At van de Goor's Olympic debut, he won the gold medal, alongside his younger brother and three-time Olympian, Mike, by defeating arch rivals Italy (3–2) in the final. Four years later, he ended up in fifth place at the 2000 Summer Olympics in Sydney.

While representing the Netherlands, van de Goor won a silver medal at the 1994 FIVB World Championship in Greece. He also won silver medals at the 1993, and 1995 European Championship, and a gold medal at the 1997 European Championship.
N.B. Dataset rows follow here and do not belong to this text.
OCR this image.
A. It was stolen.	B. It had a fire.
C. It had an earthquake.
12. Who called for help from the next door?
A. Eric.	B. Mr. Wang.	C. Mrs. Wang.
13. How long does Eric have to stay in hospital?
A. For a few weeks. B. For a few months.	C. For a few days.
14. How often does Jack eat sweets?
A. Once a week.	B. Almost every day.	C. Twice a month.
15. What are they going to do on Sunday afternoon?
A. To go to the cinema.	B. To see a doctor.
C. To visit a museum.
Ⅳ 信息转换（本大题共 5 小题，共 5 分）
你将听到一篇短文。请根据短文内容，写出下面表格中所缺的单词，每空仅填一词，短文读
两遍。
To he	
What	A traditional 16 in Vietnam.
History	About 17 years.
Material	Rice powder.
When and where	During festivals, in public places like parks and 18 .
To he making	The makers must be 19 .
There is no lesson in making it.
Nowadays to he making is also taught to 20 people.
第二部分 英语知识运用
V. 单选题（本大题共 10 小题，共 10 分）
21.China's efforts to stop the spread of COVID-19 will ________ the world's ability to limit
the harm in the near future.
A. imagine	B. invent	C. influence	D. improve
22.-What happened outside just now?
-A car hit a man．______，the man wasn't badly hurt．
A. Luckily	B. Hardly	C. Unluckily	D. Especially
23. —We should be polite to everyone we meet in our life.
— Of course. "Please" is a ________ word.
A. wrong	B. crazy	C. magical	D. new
Van de Goor's national volleyball coach Joop Alberda referred to him as the "Michael Jordan of volleyball". In 2018, van de Goor was inducted into the International Volleyball Hall of Fame.

==Personal life==

In 2003, van de Goor was diagnosed with type 1 diabetes. He has founded the Bas van de Goor Foundation, aimed at "improving the quality of life for people with diabetes through sports".